To generate samples, we assume that the model has trained to the extent that $p_\alpha(z)$ is matched to $p_\theta(z|x)$. Therefore, we can sample from gaussian noise and then pass that directly into the generator to generate x-samples. This is done in the following code:

```python
z = Sampler.sample_p0()
z_prior = Sampler.get_sample(z, None, EBMnet, None)
x_pred = GENnet(z_prior) 
```

Here is another set of results, to prove that it is reproducible:


### 20/11/2023

Spent last week working on my Michaelmas presentation.
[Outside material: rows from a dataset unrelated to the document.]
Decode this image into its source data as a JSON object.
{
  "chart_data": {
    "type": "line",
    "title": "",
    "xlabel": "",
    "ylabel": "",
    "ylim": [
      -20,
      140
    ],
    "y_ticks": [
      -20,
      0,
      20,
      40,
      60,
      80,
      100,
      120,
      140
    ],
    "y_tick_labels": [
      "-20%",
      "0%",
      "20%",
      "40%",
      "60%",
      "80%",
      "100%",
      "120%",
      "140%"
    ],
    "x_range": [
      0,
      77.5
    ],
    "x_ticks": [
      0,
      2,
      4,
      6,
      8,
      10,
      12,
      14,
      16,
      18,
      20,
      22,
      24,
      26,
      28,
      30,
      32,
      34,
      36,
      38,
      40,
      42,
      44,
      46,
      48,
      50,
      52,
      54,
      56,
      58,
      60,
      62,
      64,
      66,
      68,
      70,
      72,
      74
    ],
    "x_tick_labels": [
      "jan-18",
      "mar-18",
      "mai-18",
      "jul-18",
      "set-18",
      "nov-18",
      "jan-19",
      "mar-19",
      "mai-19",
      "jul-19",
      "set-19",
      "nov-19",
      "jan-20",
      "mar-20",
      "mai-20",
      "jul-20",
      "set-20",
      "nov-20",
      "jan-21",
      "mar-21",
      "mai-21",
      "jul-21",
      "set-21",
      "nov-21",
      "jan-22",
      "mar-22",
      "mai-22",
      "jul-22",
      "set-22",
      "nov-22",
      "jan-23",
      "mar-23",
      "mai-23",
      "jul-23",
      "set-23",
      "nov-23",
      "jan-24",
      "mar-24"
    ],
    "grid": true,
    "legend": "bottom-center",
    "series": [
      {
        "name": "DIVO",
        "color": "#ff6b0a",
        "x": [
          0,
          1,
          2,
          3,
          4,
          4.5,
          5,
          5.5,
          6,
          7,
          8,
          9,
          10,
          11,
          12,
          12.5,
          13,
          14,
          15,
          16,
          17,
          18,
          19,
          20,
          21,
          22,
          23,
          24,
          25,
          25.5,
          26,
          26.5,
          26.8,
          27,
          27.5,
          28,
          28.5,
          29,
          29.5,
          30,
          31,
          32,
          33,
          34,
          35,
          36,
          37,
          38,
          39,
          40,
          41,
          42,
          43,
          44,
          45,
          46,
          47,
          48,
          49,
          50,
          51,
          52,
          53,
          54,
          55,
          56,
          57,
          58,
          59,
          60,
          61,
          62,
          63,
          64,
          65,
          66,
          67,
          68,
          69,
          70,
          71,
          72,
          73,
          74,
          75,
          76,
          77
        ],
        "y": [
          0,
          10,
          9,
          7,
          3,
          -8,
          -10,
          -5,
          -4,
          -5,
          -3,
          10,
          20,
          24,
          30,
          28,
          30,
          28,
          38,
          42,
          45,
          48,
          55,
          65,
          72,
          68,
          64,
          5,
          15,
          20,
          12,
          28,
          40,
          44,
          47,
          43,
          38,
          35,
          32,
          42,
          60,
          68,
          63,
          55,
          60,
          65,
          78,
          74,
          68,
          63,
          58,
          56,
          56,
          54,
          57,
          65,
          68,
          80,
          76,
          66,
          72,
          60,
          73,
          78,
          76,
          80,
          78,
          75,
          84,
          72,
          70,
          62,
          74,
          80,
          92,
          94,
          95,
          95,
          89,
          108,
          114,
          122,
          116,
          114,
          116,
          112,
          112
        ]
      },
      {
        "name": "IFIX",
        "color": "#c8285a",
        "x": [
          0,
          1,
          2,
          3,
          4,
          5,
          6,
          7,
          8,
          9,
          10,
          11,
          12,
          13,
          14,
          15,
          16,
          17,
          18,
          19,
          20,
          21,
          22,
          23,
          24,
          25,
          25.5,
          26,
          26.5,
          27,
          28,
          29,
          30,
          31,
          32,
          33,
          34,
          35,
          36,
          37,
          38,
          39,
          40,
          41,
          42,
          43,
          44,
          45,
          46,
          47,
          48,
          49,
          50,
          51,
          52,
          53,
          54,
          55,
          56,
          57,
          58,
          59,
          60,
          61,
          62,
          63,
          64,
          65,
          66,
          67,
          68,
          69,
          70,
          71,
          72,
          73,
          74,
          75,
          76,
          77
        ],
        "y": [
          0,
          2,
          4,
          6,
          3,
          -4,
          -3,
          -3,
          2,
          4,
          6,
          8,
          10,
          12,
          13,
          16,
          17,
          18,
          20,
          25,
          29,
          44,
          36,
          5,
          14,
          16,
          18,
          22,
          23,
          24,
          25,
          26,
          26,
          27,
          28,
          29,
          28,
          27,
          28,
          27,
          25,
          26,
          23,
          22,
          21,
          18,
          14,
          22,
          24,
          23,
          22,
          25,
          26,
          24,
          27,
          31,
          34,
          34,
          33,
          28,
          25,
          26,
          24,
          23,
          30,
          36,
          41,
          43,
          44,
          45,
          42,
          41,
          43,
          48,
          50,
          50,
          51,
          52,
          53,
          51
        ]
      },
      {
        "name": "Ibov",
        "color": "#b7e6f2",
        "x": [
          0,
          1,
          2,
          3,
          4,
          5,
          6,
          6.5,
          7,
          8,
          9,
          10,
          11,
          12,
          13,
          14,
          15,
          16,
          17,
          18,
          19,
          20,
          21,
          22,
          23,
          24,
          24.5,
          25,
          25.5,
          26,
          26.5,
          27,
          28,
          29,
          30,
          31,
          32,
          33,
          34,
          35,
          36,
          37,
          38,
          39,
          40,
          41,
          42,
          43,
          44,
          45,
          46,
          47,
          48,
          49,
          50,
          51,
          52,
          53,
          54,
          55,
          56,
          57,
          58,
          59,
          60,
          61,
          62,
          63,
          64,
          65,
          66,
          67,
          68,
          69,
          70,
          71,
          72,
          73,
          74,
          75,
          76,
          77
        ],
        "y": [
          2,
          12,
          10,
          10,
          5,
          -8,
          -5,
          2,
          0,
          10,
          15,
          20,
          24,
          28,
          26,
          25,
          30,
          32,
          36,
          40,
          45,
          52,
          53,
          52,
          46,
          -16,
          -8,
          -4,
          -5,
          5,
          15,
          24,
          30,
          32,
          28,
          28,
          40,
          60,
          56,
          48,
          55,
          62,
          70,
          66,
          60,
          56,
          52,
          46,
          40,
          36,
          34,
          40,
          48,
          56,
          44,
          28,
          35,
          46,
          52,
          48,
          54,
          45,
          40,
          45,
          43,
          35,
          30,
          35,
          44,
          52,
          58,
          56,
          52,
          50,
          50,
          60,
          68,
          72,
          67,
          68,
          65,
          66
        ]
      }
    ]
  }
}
This was delivered today. Unfortunately, I think too much time was spent going over theory rather than discussing why my project is useful/the progress I have made thus far. Presenting the theory is necessary to understand the project, since a lot of my successes would not be understandable otherwise. However, the subject matter is far too complicated to present within 10 minutes. I will need to keep this in mind for my Lent presentation. Maybe I could try printing handouts?

### 21/11/2023

I have now finished modularising my implementation. I am also now training the model on MNIST.